Una de las calamidades más aflictivas y características de nuestra época es la imposición de criterios puramente utilitarios en la transmisión del saber. Puesto que el saber ocupa lugar –parece haber concluido la moderna pedagogía–, circunscribamos su transmisión…
Una de las calamidades más aflictivas y características de nuestra época es la imposición de criterios puramente utilitarios en la transmisión del saber. Puesto que el saber ocupa lugar –parece haber concluido la moderna pedagogía–, circunscribamos su transmisión a aquellas facetas del saber que nos permitan desenvolvernos en el mundo, que garanticen nuestro éxito profesional, que nos proporcionen un rédito inmediato. Inevitablemente, todas las disciplinas que explican nuestra genealogía cultural han sido relegadas a los desvanes de la incuria; o siquiera postergadas, como antiguallas inservibles, en favor de disciplinas enfocadas a la consecución de “fines prácticos”. Pero desgajar la transmisión del saber del conocimiento de nuestra genealogía cultural nos condena a la intemperie más cruel, que es la de quienes no saben explicarse a sí mismos; la de quienes no pueden conocer en profundidad el tiempo presente porque lo han vaciado del tiempo pasado que lo explica.
Se cuenta una anécdota muy ilustrativa a este respecto del ministro Solís, que ha pasado a la historia como “la sonrisa del régimen” franquista.
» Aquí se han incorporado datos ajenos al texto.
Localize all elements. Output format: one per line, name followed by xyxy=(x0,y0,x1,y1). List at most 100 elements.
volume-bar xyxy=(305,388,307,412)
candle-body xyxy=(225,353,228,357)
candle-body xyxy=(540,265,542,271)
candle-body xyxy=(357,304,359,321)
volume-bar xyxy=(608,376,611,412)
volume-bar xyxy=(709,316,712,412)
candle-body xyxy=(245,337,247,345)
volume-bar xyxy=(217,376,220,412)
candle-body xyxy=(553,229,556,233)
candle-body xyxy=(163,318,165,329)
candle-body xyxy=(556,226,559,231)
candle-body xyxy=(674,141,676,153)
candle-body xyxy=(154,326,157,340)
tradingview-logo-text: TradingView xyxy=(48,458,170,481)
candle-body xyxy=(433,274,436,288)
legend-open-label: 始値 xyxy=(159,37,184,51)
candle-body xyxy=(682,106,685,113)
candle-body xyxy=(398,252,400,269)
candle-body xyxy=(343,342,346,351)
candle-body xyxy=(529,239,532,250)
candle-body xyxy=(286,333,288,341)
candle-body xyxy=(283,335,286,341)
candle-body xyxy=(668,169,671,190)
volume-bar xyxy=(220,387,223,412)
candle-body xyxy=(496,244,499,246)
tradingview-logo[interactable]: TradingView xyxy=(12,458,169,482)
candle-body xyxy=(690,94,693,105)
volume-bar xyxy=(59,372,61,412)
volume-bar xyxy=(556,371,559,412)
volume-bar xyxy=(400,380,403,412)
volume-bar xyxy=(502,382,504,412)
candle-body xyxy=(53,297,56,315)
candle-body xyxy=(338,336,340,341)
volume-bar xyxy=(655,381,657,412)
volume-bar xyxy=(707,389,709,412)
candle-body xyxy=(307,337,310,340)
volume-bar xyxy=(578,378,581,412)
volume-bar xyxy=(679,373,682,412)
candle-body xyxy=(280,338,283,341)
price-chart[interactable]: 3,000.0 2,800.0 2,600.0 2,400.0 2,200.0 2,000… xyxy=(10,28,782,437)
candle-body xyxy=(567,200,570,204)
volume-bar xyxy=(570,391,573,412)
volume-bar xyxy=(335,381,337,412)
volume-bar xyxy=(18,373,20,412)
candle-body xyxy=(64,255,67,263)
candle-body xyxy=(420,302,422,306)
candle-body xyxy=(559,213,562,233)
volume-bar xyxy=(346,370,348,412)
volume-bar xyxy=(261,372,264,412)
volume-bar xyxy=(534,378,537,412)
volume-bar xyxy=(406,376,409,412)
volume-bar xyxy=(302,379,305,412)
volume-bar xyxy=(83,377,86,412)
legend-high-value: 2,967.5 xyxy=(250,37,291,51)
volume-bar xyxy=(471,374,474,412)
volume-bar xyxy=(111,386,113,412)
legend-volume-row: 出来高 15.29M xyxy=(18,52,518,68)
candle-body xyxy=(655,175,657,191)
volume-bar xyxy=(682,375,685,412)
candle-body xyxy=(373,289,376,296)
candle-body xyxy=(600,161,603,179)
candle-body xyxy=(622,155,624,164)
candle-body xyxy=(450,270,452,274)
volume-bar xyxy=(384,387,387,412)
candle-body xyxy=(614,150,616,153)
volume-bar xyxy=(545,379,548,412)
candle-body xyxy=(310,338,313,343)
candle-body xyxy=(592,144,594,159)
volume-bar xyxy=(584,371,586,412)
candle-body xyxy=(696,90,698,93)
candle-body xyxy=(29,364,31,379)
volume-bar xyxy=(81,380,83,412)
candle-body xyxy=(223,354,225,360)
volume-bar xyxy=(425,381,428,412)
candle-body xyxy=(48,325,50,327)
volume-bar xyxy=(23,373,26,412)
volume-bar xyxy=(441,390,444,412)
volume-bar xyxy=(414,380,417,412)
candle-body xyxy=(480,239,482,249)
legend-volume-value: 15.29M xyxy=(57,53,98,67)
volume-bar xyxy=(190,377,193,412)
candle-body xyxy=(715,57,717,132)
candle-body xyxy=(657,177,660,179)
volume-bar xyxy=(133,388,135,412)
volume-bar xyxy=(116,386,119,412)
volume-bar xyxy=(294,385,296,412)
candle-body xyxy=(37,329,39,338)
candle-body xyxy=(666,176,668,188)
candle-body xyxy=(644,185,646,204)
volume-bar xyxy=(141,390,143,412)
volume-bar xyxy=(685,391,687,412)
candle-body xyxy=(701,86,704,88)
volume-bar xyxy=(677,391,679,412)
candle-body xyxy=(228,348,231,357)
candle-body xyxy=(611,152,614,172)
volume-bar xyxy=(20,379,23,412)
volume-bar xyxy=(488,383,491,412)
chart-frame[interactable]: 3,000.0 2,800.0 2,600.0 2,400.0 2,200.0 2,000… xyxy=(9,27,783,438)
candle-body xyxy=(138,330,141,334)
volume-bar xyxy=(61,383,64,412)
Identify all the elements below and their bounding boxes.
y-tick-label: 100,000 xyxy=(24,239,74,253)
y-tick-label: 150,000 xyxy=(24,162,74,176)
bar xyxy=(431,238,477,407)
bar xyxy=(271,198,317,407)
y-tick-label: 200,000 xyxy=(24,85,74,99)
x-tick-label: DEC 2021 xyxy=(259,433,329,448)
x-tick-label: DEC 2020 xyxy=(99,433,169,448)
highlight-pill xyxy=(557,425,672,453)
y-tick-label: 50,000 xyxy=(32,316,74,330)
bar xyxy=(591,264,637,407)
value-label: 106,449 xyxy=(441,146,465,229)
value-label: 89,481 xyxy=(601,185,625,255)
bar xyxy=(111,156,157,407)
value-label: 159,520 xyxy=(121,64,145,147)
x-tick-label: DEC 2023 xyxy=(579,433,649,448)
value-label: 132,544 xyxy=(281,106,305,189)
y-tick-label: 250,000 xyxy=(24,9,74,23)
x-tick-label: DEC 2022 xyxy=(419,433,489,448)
En un discurso pronunciado en las Cortes, a finales de los años cincuenta o principios de los sesenta, José Solís Ruiz, natural de Cabra y a la sazón Ministro Secretario General del Movimiento, defendió con ardor una reforma educativa que ampliase el número de horas lectivas dedicadas a la gimnasia en detrimento del estudio del latín; y, en medio de su alocución, preguntó con un cierto retintín desdeñoso: “Porque, en definitiva, ¿para qué sirve hoy el latín?”. A lo que Adolfo Muñoz Alonso, desde su escaño, repuso con sarcasmo: “Pues, por ejemplo, señor ministro, para que a Su Señoría le llamen egabrense y no otra cosa más fea”.
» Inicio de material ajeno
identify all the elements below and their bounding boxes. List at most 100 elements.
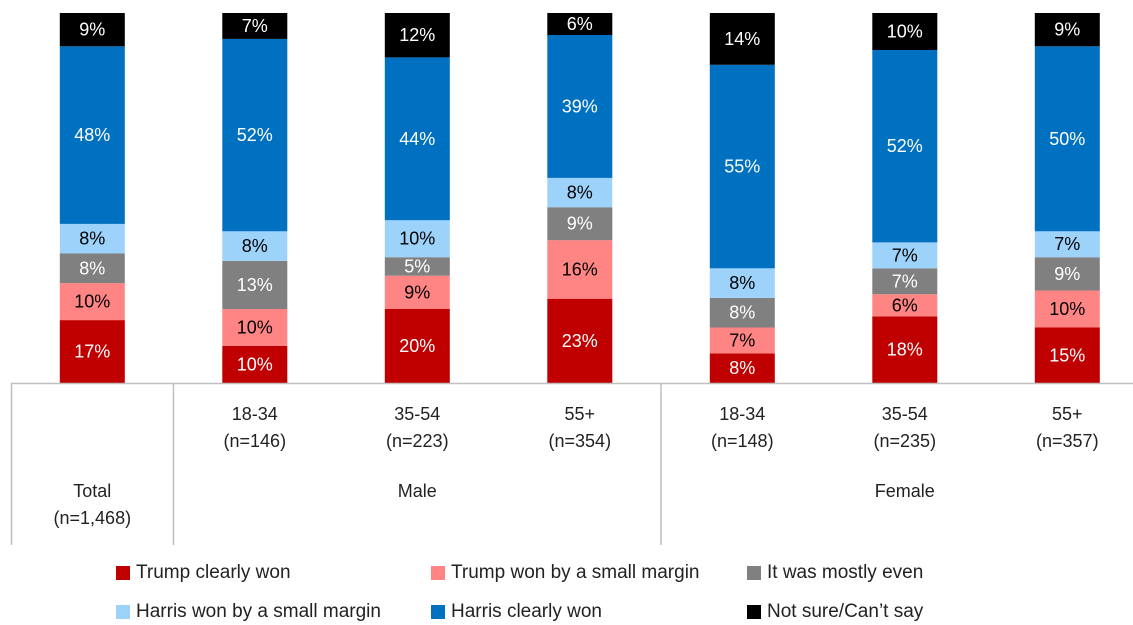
bar-segment — [1034, 327, 1100, 383]
stacked-bar-chart: 17% 10% 8% 8% 48% 9% 10% 10% 13% 8% 52% 7% 20% 9% 5% 10… — [10, 13, 1133, 545]
data-label: 8% — [242, 236, 268, 256]
data-label: 10% — [237, 355, 273, 375]
legend-item: It was mostly even — [747, 562, 923, 584]
bar-segment — [59, 320, 125, 383]
legend-swatch — [116, 605, 130, 619]
data-label: 7% — [242, 16, 268, 36]
legend-item: Harris clearly won — [431, 601, 602, 623]
category-label: (n=235) — [874, 431, 937, 451]
data-label: 8% — [729, 358, 755, 378]
bar-segment — [1034, 290, 1100, 328]
bar-segment — [384, 275, 450, 309]
bar-segment — [222, 38, 288, 232]
bar-segment — [547, 13, 613, 35]
bar-segment — [59, 223, 125, 254]
bar-segment — [709, 13, 775, 65]
data-label: 44% — [399, 129, 435, 149]
bar-segment — [1034, 13, 1100, 47]
bar-segment — [547, 35, 613, 178]
bar-segment — [59, 13, 125, 47]
category-labels-layer: Total (n=1,468) 18-34 (n=146) 35-54 (n=223) 55… — [54, 404, 1099, 528]
data-label: 55% — [724, 157, 760, 177]
bar-segment — [547, 207, 613, 241]
data-label: 8% — [567, 183, 593, 203]
bar-segment — [222, 260, 288, 309]
data-label: 10% — [399, 229, 435, 249]
data-label: 8% — [729, 273, 755, 293]
data-label: 12% — [399, 25, 435, 45]
data-label: 15% — [1049, 345, 1085, 365]
category-label: 18-34 — [232, 404, 278, 424]
category-label: (n=146) — [224, 431, 287, 451]
data-label: 48% — [74, 125, 110, 145]
data-label: 39% — [562, 96, 598, 116]
data-label: 16% — [562, 259, 598, 279]
bar-segment — [872, 242, 938, 269]
category-label: 35-54 — [882, 404, 928, 424]
data-label: 6% — [892, 295, 918, 315]
legend-item: Trump won by a small margin — [431, 562, 699, 584]
bar-segment — [222, 231, 288, 261]
legend-swatch — [431, 605, 445, 619]
legend-label: It was mostly even — [767, 562, 924, 583]
data-label: 9% — [404, 282, 430, 302]
bar-segment — [384, 309, 450, 383]
bar-segment — [384, 57, 450, 221]
data-label: 17% — [74, 342, 110, 362]
legend-row-1: Trump clearly won Trump won by a small m… — [0, 562, 1133, 586]
legend-item: Trump clearly won — [116, 562, 291, 584]
axis-layer — [10, 382, 1133, 545]
bar-segment — [1034, 46, 1100, 232]
bar-segment — [709, 353, 775, 383]
legend-label: Harris won by a small margin — [136, 601, 381, 622]
category-label: 18-34 — [719, 404, 765, 424]
category-label: 55+ — [565, 404, 596, 424]
data-label: 8% — [79, 258, 105, 278]
legend-row-2: Harris won by a small margin Harris clea… — [0, 601, 1133, 625]
legend-swatch — [747, 605, 761, 619]
data-label: 6% — [567, 14, 593, 34]
category-label: 35-54 — [394, 404, 440, 424]
legend-swatch — [747, 566, 761, 580]
data-label: 7% — [1054, 234, 1080, 254]
legend-label: Trump clearly won — [136, 562, 291, 583]
data-label: 14% — [724, 29, 760, 49]
bar-segment — [709, 268, 775, 298]
bar-segment — [709, 327, 775, 354]
bar-segment — [1034, 231, 1100, 258]
bar-segment — [222, 13, 288, 39]
legend-item: Not sure/Can’t say — [747, 601, 923, 623]
data-label: 52% — [887, 136, 923, 156]
group-label: Male — [398, 481, 437, 501]
data-label: 10% — [887, 22, 923, 42]
bar-segment — [547, 177, 613, 208]
data-label: 7% — [892, 245, 918, 265]
category-label: (n=223) — [386, 431, 449, 451]
bar-segment — [709, 297, 775, 328]
bar-segment — [59, 253, 125, 284]
data-label: 7% — [729, 330, 755, 350]
data-label: 50% — [1049, 129, 1085, 149]
bar-segment — [384, 13, 450, 58]
bar-segment — [222, 309, 288, 346]
data-label: 10% — [1049, 299, 1085, 319]
data-label: 9% — [1054, 20, 1080, 40]
category-label: (n=354) — [549, 431, 612, 451]
data-label: 7% — [892, 271, 918, 291]
bar-segment — [59, 46, 125, 224]
data-label: 23% — [562, 331, 598, 351]
bar-segment — [872, 50, 938, 243]
legend-label: Not sure/Can’t say — [767, 601, 924, 622]
data-label: 9% — [1054, 264, 1080, 284]
data-label: 8% — [729, 303, 755, 323]
legend-label: Harris clearly won — [451, 601, 602, 622]
data-label: 13% — [237, 275, 273, 295]
bar-segment — [384, 257, 450, 276]
bar-segment — [872, 316, 938, 383]
category-label: (n=357) — [1036, 431, 1099, 451]
data-label: 9% — [567, 214, 593, 234]
category-label: 55+ — [1052, 404, 1083, 424]
legend-item: Harris won by a small margin — [116, 601, 381, 623]
bar-segment — [709, 64, 775, 269]
legend-swatch — [116, 566, 130, 580]
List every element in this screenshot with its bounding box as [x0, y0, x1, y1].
Nos quejamos con frecuencia del deterioro que sufre nuestra lengua, de las patadas que cada día se le propinan desde los medios de comunicación, del vocabulario cada vez más esmirriado con que se expresan las nuevas generaciones, del bajísimo nivel de lectura comprensiva que los alumnos españoles muestran cada vez que son sometidos a pruebas en competencia con alumnos de otros países. Y nunca se concluye que tales males son expresión de una misma calamidad, que en su origen se explica por el menosprecio y arrinconamiento de las lenguas clásicas. Porque es ley biológica infalible que el árbol al que se le cortan las raíces, como el animal lactante al que se aparta del seno nutricio, empieza por languidecer hasta morir por inanición. Ya podemos esforzarnos por dar lustre a nuestra lengua, que mientras la fuente que le da sustento permanezca cegada será como arar en el mar. El estudio de las lenguas clásicas sirve, como le recordaba Muñoz Alonso al ministro Solís, para que los naturales de Cabra sean llamados egabrenses; sirve para que el idioma se funde en cimientos sólidos que explican su genealogía. Sólo quien conoce el origen de las palabras sabe utilizarlas con propiedad; sólo quien ha aprendido a bucear en las intimidades de la lengua latina puede zambullirse sin miedo en las aguas procelosas de la sintaxis. Porque la lengua tiene un álgebra secreta, una música recóndita que sólo se disfruta en plenitud cuando somos capaces de distinguir los instrumentos que la emiten. Cuando nos falta ese conocimiento primordial podremos sin duda hacer un uso “utilitario” de nuestra lengua, como leyendo el prospecto donde se explica el funcionamiento de una lavadora podemos hacer un uso “utilitario” de la misma, lavando ropa. Pero del mismo modo que una lavadora estropeada se convierte en un armatoste inservible para quien sólo conoce su funcionamiento por el prospecto, la lengua se convierte para quien no conoce su genealogía en una herramienta inútil –por abstrusa, por ininteligible– cuando se trata de desentrañar una argumentación compleja, cuando se trata de elaborar un discurso lógico de cierta dificultad; por la sencilla razón de que tales construcciones del lenguaje exigen una cierta familiaridad con estructuras sintácticas y delicadezas semánticas que sólo proporciona un sentido “genealógico” de nuestra lengua.
Pero tal vez de lo que se trata es de evitar este uso del lenguaje, reduciéndolo a su condición “utilitaria” de transmisor de consignas y arrebatándole su verdadera naturaleza de transmisor de “logos”. En este caso, la postergación de las lenguas clásicas está plenamente justificada.